Discussion in 'Basses [BG]' started by miktit, Apr 15, 2001.

  1. miktit

    miktit Supporting Member

    Apr 15, 2001
    I'm considering buying a 5-string.

    I'm currently playing a Fender Jazzbass from 1977 w. maple fingerboard. I think my bass is quite versatile, but I really miss the punch of the low B-string.
    My main concern is to get a clear sound from the B-string (otherwise there's no point in getting a 5-string is there?)
    I've considered purchasing af Stingray 5 since I think it does the trick regarding versatility and clear tone, but I could use some other suggestions (I can't afford high-end basses like Alembic etc.).

    Mikkel Tiedt (Denmark)
  2. David-Adler


    Feb 28, 2001
    Bonn, Germany
    Maybe look into Fenders again (American Std. J-Bass 5) or look at, design a body, define Pickups and Hardware and wait for the qoute (it will definitely be a good price...).

  3. Jake15


    Jan 17, 2001
    USA, PA
    De Armond has some really good 5ers.
  4. FredC


    Apr 14, 2001
    US, Cleveland

    I am pretty much in the same situation. I am looking for a 5 strings with a punch to it. I am currently looking at the Sting Ray and so far this is my best option. I tried it out and was pretty suprised by its versatility, low end, hi end with a width panel of settings. It definitely rips for slap and punchy funk lines but it also handles softer lines.
  5. Munjibunga

    Munjibunga Total Hyper-Elite Member Gold Supporting Member

    May 6, 2000
    San Diego (when not at Groom Lake)
    Independent Contractor to Bass San Diego
    Try an American Jazz Deluxe V. I think it's more versatile than the Stingray (I own both). The newer Jazz Deluxes have good electronics and improved pickups. Of course, you MUST try a Fender Roscoe Beck 5, too. It's mo' bitchen.
  6. petch

    petch Supporting Member

    Mar 25, 2001
    Medina, Ohio
    I played the Stingray 5 and the Fender American Deluxe 5 but chose the Peavey Millenium 5 over those. They are all fine basses. The Peavey has 35" scale and string-thru body, adjustable string spacing, and sweepable mids. The transition from the B string to the E is seamless.

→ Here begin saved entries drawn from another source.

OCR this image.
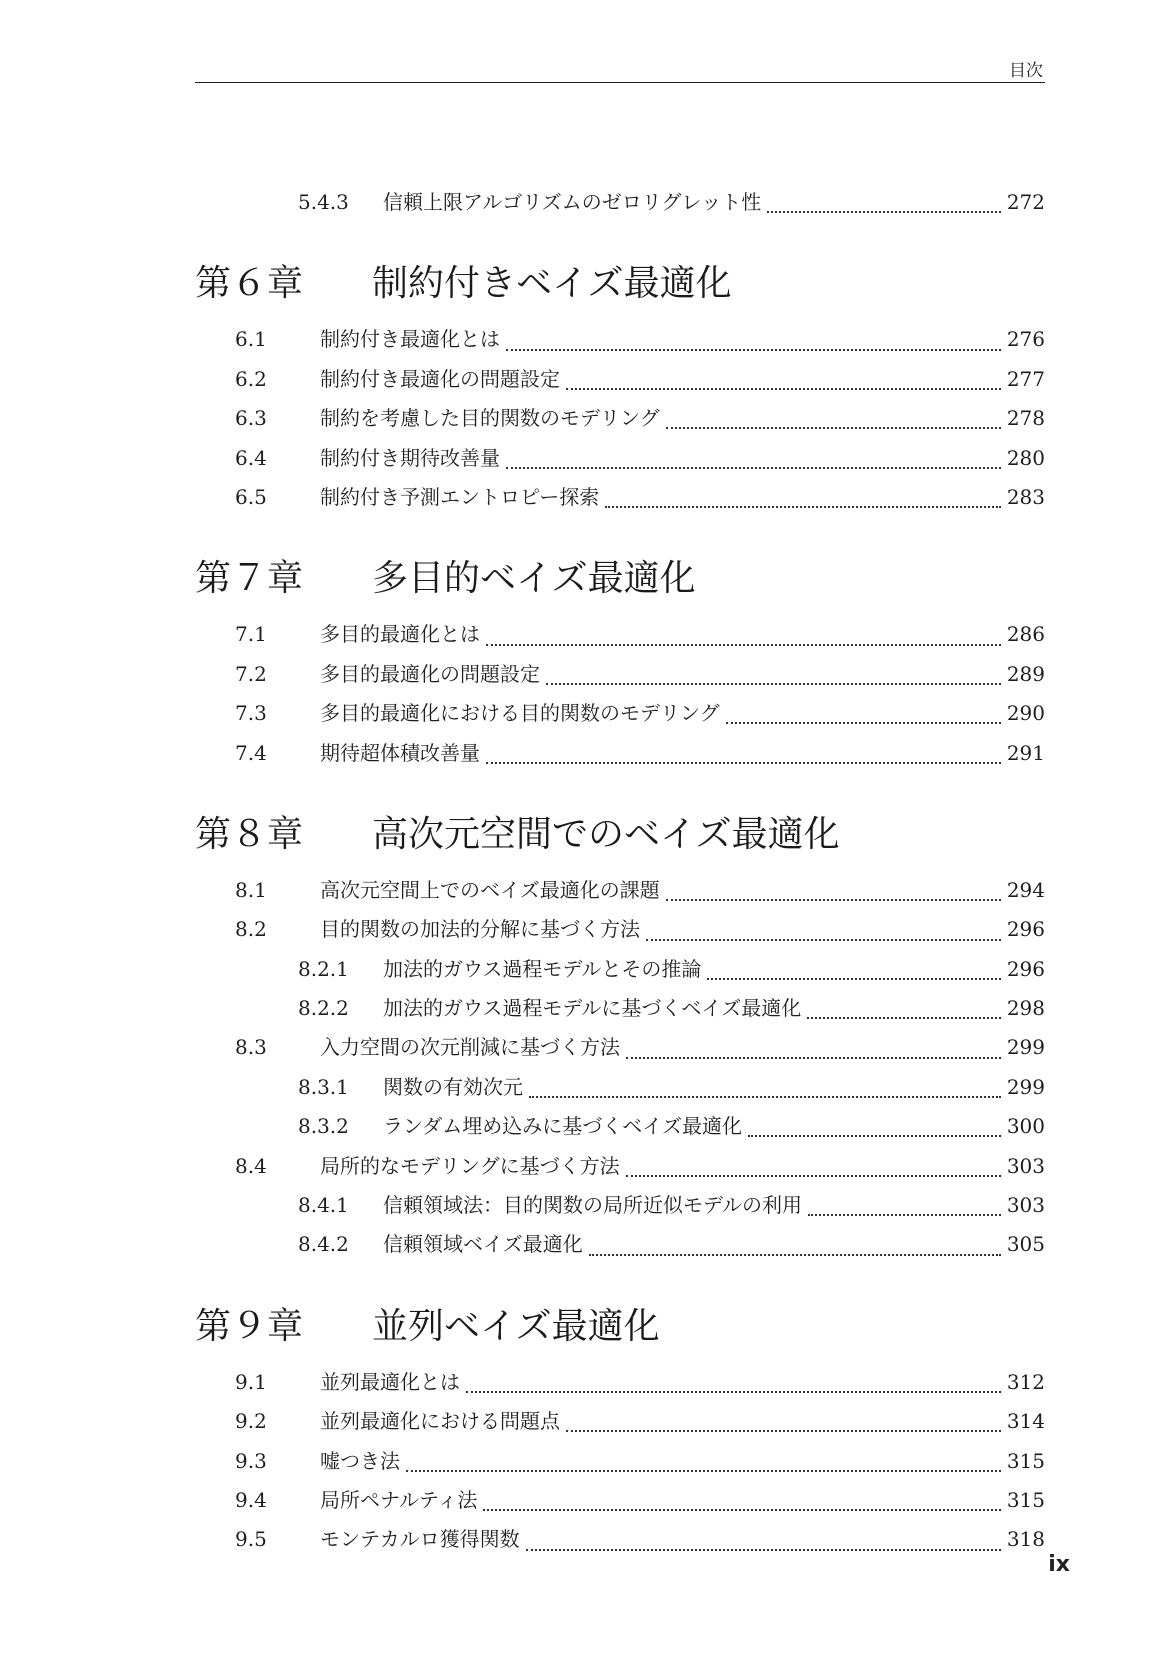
目次
5.4.3 信頼上限アルゴリズムのゼロリグレット性	272
第６章 制約付きベイズ最適化
6.1	制約付き最適化とは	276
6.2	制約付き最適化の問題設定	277
6.3	制約を考慮した目的関数のモデリング	278
6.4	制約付き期待改善量	280
6.5	制約付き予測エントロピー探索	283
第７章 多目的ベイズ最適化
7.1	多目的最適化とは	286
7.2	多目的最適化の問題設定	289
7.3	多目的最適化における目的関数のモデリング	290
7.4	期待超体積改善量	291
第８章 高次元空間でのベイズ最適化
8.1	高次元空間上でのベイズ最適化の課題	294
8.2	目的関数の加法的分解に基づく方法	296
8.2.1 加法的ガウス過程モデルとその推論	296
8.2.2 加法的ガウス過程モデルに基づくベイズ最適化	298
8.3	入力空間の次元削減に基づく方法	299
8.3.1 関数の有効次元	299
8.3.2 ランダム埋め込みに基づくベイズ最適化	300
8.4	局所的なモデリングに基づく方法	303
8.4.1 信頼領域法：目的関数の局所近似モデルの利用	303
8.4.2 信頼領域ベイズ最適化	305
第９章 並列ベイズ最適化
9.1	並列最適化とは	312
9.2	並列最適化における問題点	314
9.3	嘘つき法	315
9.4	局所ペナルティ法	315
9.5	モンテカルロ獲得関数	318
ix
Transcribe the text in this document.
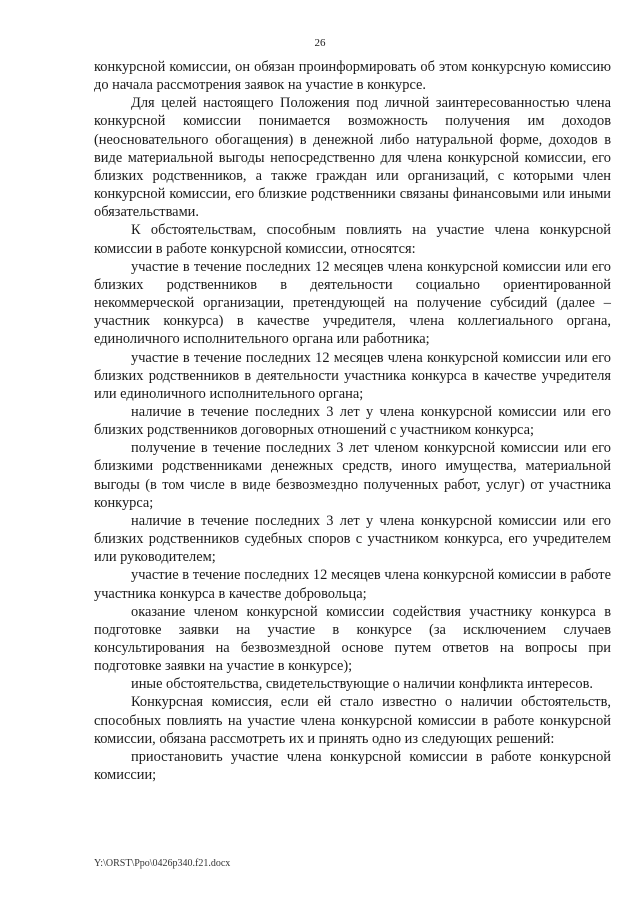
26

конкурсной комиссии, он обязан проинформировать об этом конкурсную комиссию до начала рассмотрения заявок на участие в конкурсе.

Для целей настоящего Положения под личной заинтересованностью члена конкурсной комиссии понимается возможность получения им доходов (неосновательного обогащения) в денежной либо натуральной форме, доходов в виде материальной выгоды непосредственно для члена конкурсной комиссии, его близких родственников, а также граждан или организаций, с которыми член конкурсной комиссии, его близкие родственники связаны финансовыми или иными обязательствами.

К обстоятельствам, способным повлиять на участие члена конкурсной комиссии в работе конкурсной комиссии, относятся:

участие в течение последних 12 месяцев члена конкурсной комиссии или его близких родственников в деятельности социально ориентированной некоммерческой организации, претендующей на получение субсидий (далее – участник конкурса) в качестве учредителя, члена коллегиального органа, единоличного исполнительного органа или работника;

участие в течение последних 12 месяцев члена конкурсной комиссии или его близких родственников в деятельности участника конкурса в качестве учредителя или единоличного исполнительного органа;

наличие в течение последних 3 лет у члена конкурсной комиссии или его близких родственников договорных отношений с участником конкурса;

получение в течение последних 3 лет членом конкурсной комиссии или его близкими родственниками денежных средств, иного имущества, материальной выгоды (в том числе в виде безвозмездно полученных работ, услуг) от участника конкурса;

наличие в течение последних 3 лет у члена конкурсной комиссии или его близких родственников судебных споров с участником конкурса, его учредителем или руководителем;

участие в течение последних 12 месяцев члена конкурсной комиссии в работе участника конкурса в качестве добровольца;

оказание членом конкурсной комиссии содействия участнику конкурса в подготовке заявки на участие в конкурсе (за исключением случаев консультирования на безвозмездной основе путем ответов на вопросы при подготовке заявки на участие в конкурсе);

иные обстоятельства, свидетельствующие о наличии конфликта интересов.

Конкурсная комиссия, если ей стало известно о наличии обстоятельств, способных повлиять на участие члена конкурсной комиссии в работе конкурсной комиссии, обязана рассмотреть их и принять одно из следующих решений:

приостановить участие члена конкурсной комиссии в работе конкурсной комиссии;

Y:\ORST\Ppo\0426p340.f21.docx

To all Peavey bashers, I suggest that you play one of these before you knock it...
  7. Cornbread


    Jun 20, 2000
    Lawrence, Ma
    Warwick Thumb basses have very clear and punchy B strings, but they might not give you that "traditional" vibe you're used to.
  8. shagEb

    shagEb Guest

    Apr 14, 2001
    USA, Polkville NC

    the Peavey you are referring to is the cirrius.i just bought one a month a go and i love. the (vfs) pickup sounds great and the B is sweet.also check out the G&L thay make a great 5 .
  9. Rich Briere

    Rich Briere

    Jul 5, 2000
    I'd second the motion on the Roscoe Beck. I'd also suggest the MTD basses. (The Grendels are certainly affordable). And the DeArmond Pilot 5's are killer and inexpensive!! :^>)

    Bass-ically Yours,
  10. Ryan L.

    Ryan L. Moderator Staff Member Supporting Member

    Aug 7, 2000
    West Fargo, ND

    No, he is talking about the Millenium. It also has 35" scale. The Cirrus does not have stings-thru-body. It is neck thru body, while the Millenium is a bolt on.

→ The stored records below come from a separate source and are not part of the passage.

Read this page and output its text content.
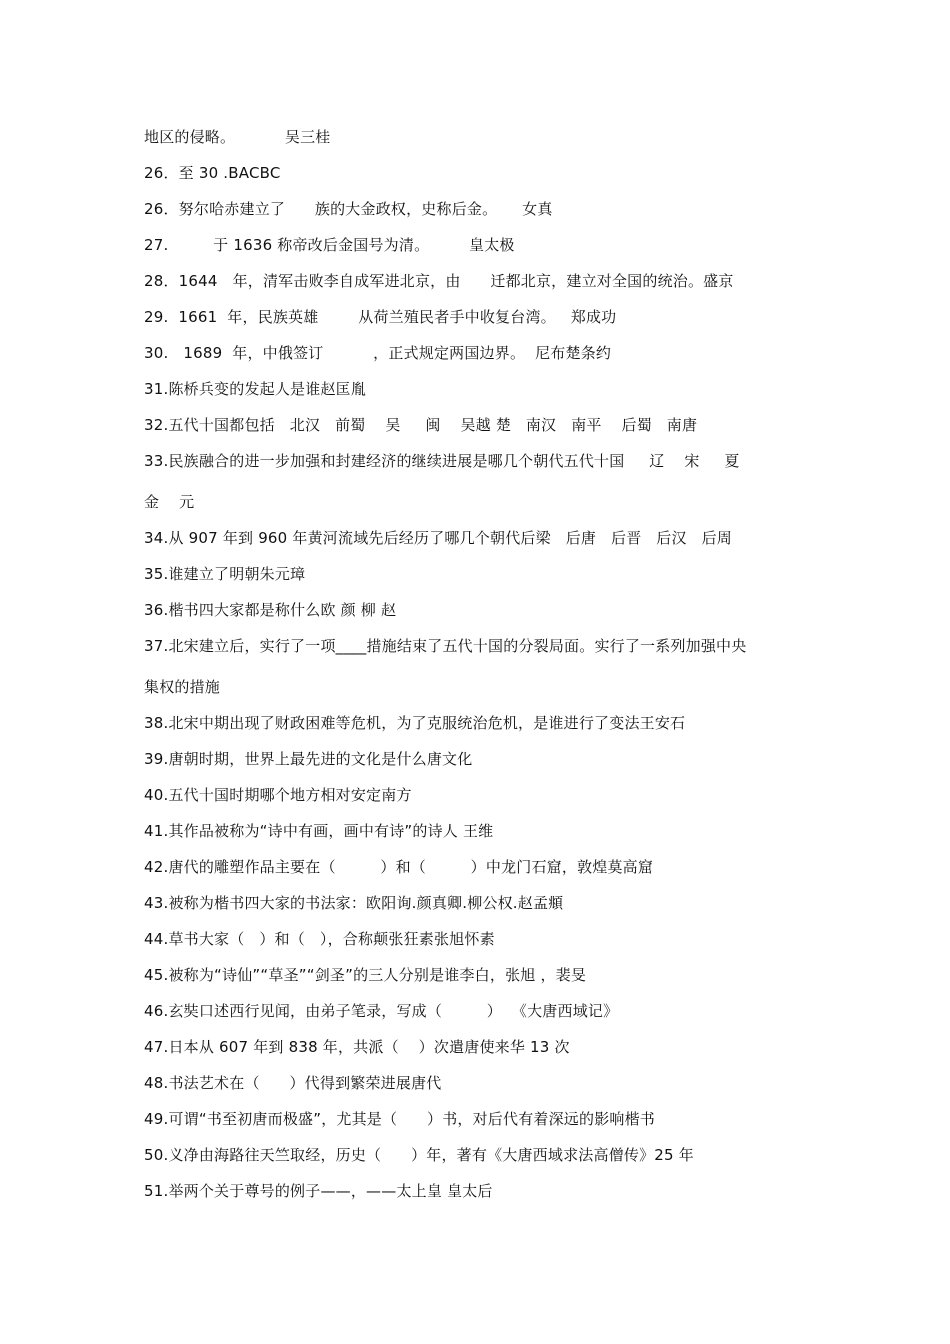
地区的侵略。          吴三桂
26．至 30 .BACBC
26．努尔哈赤建立了      族的大金政权，史称后金。     女真
27.         于 1636 称帝改后金国号为清。        皇太极
28．1644   年，清军击败李自成军进北京，由      迁都北京，建立对全国的统治。盛京
29.  1661  年，民族英雄        从荷兰殖民者手中收复台湾。   郑成功
30.   1689  年，中俄签订          ，正式规定两国边界。  尼布楚条约
31.陈桥兵变的发起人是谁赵匡胤
32.五代十国都包括   北汉   前蜀    吴     闽    吴越 楚   南汉   南平    后蜀   南唐
33.民族融合的进一步加强和封建经济的继续进展是哪几个朝代五代十国     辽    宋     夏
金    元
34.从 907 年到 960 年黄河流域先后经历了哪几个朝代后梁   后唐   后晋   后汉   后周
35.谁建立了明朝朱元璋
36.楷书四大家都是称什么欧 颜 柳 赵
37.北宋建立后，实行了一项____措施结束了五代十国的分裂局面。实行了一系列加强中央
集权的措施
38.北宋中期出现了财政困难等危机，为了克服统治危机，是谁进行了变法王安石
39.唐朝时期，世界上最先进的文化是什么唐文化
40.五代十国时期哪个地方相对安定南方
41.其作品被称为“诗中有画，画中有诗”的诗人 王维
42.唐代的雕塑作品主要在（         ）和（         ）中龙门石窟，敦煌莫高窟
43.被称为楷书四大家的书法家：欧阳询.颜真卿.柳公权.赵孟頫
44.草书大家（   ）和（   ），合称颠张狂素张旭怀素
45.被称为“诗仙”“草圣”“剑圣”的三人分别是谁李白，张旭 ，裴旻
46.玄奘口述西行见闻，由弟子笔录，写成（         ）  《大唐西域记》
47.日本从 607 年到 838 年，共派（    ）次遣唐使来华 13 次
48.书法艺术在（      ）代得到繁荣进展唐代
49.可谓“书至初唐而极盛”，尤其是（      ）书，对后代有着深远的影响楷书
50.义净由海路往天竺取经，历史（      ）年，著有《大唐西域求法高僧传》25 年
51.举两个关于尊号的例子——，——太上皇 皇太后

    I have owned both, and I like the Cirrus much better. I suggest trying one of them out. I promise you will not be disappointed.
  11. shagEb

    shagEb Guest

    Apr 14, 2001
    USA, Polkville NC
  12. Gard

    Gard Commercial User

    Mar 31, 2000
    Greensboro, NC, USA
    General Manager, Roscoe Guitars
    miktit -

    The suggestion of checking out the entry-level MTD's is an excellent one.

    I happen to work part-time at Bass Central, and it affords me the opportunity to check out many basses. I've played some incredibly expensive basses that just didn't have very impressive B strings, and some inexpensive ones that had incredible B strings.

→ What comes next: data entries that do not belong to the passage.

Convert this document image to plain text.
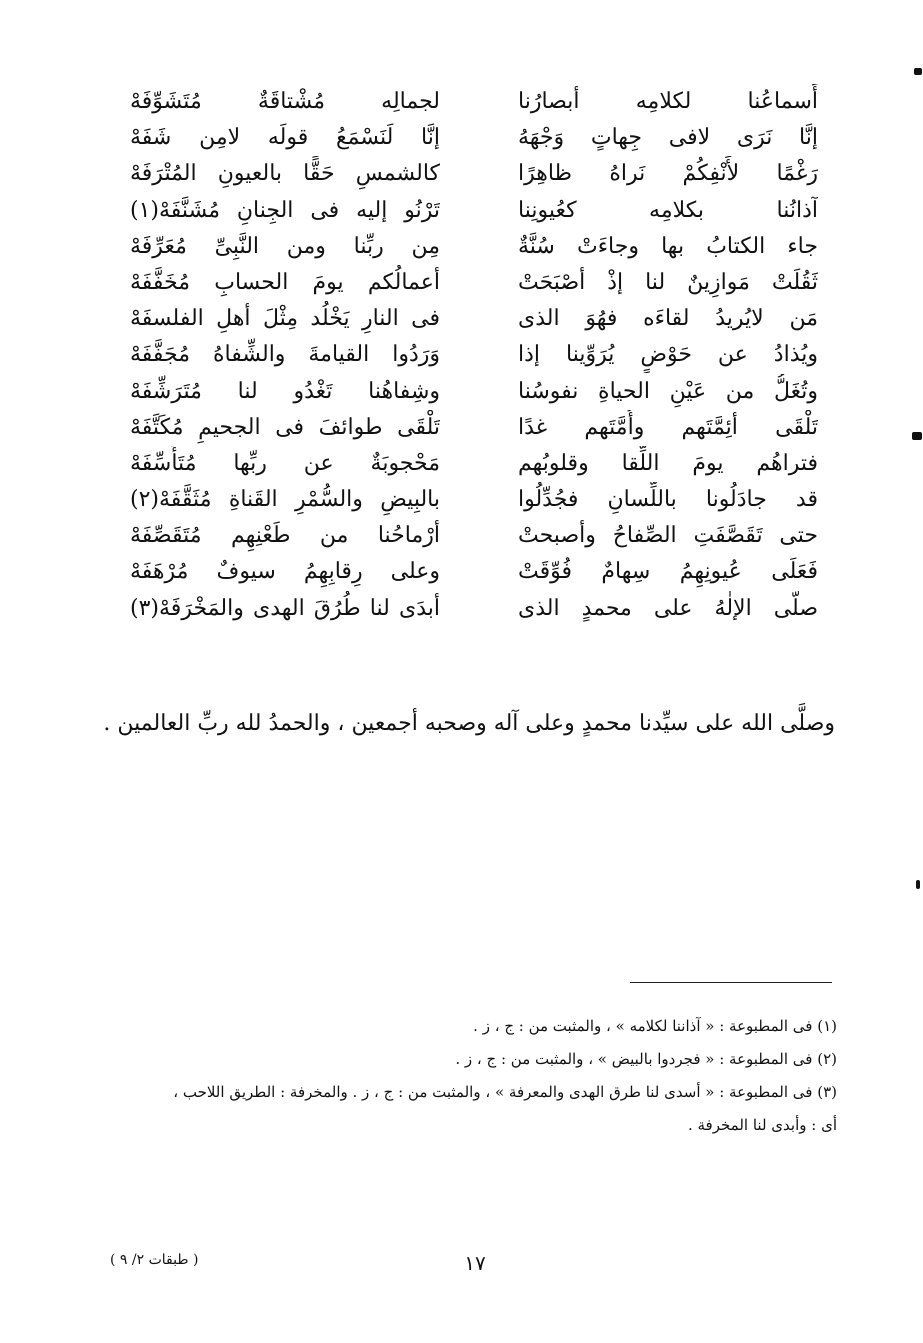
أَسماعُنا لكلامِه أبصارُنا
لجمالِه مُشْتاقَةٌ مُتَشَوِّفَهْ
إنَّا نَرَى لافى جِهاتٍ وَجْهَهُ
إنَّا لَنَسْمَعُ قولَه لامِن شَفَهْ
رَغْمًا لأَنْفِكُمْ نَراهُ ظاهِرًا
كالشمسِ حَقًّا بالعيونِ المُتْرَفَهْ
آذانُنا بكلامِه كعُيونِنا
تَرْنُو إليه فى الجِنانِ مُشَنَّفَهْ(١)
جاء الكتابُ بها وجاءَتْ سُنَّةٌ
مِن ربِّنا ومن النَّبِىِّ مُعَرِّفَهْ
ثَقُلَتْ مَوازِينٌ لنا إذْ أصْبَحَتْ
أعمالُكم يومَ الحسابِ مُخَفَّفَهْ
مَن لايُريدُ لقاءَه فهُوَ الذى
فى النارِ يَخْلُد مِثْلَ أهلِ الفلسفَهْ
ويُذادُ عن حَوْضٍ يُرَوِّينا إذا
وَرَدُوا القيامةَ والشِّفاهُ مُجَفَّفَهْ
وتُغَلُّ من عَيْنِ الحياةِ نفوسُنا
وشِفاهُنا تَغْدُو لنا مُتَرَشِّفَهْ
تَلْقَى أئِمَّتَهم وأُمَّتَهم غدًا
تَلْقَى طوائفَ فى الجحيمِ مُكَتَّفَهْ
فتراهُم يومَ اللِّقا وقلوبُهم
مَحْجوبَةٌ عن ربِّها مُتَأَسِّفَهْ
قد جادَلُونا باللِّسانِ فجُدِّلُوا
بالبِيضِ والسُّمْرِ القَناةِ مُثَقَّفَهْ(٢)
حتى تَقَصَّفَتِ الصِّفاحُ وأصبحتْ
أرْماحُنا من طَعْنِهِم مُتَقَصِّفَهْ
فَعَلَى عُيونِهِمُ سِهامٌ فُوِّقَتْ
وعلى رِقابِهِمُ سيوفٌ مُرْهَفَهْ
صلَّى الإلٰهُ على محمدٍ الذى
أبدَى لنا طُرُقَ الهدى والمَخْرَفَهْ(٣)
وصلَّى الله على سيِّدنا محمدٍ وعلى آله وصحبه أجمعين ، والحمدُ لله ربِّ العالمين .

(١) فى المطبوعة : « آذاننا لكلامه » ، والمثبت من : ج ، ز .

(٢) فى المطبوعة : « فجردوا بالبيض » ، والمثبت من : ج ، ز .

(٣) فى المطبوعة : « أسدى لنا طرق الهدى والمعرفة » ، والمثبت من : ج ، ز . والمخرفة : الطريق اللاحب ،

أى : وأبدى لنا المخرفة .

١٧
( طبقات ٢/ ٩ )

    Hands down, the best B I've played for under $1000 USD is the MTD Kingston. It's a great bass "as is", but also would be a great candidate for upgrading. Basically, the Kingston is a passive Stingray-type bass with a 35" scale length. The pickup and hardware are actually pretty good. It plays great and sounds wonderful acoustically. I'd prefer a good active (Bartolini, Basslines/Seymour Duncan) pickup with active tone package for more tonal versatility, and a better bridge, but it's a great bass as is. I honestly actually prefer the Kingston to the Stingrays...I'm sure that will get me flamed now...:eek: :p

    The list price on the basic Kingston (not the figured maple top one) is $629, the "street price" is under $500 ($471 at BC). It may be worth it for you to check into having one shipped to you from the US, unless you can find a dealer in Denmark.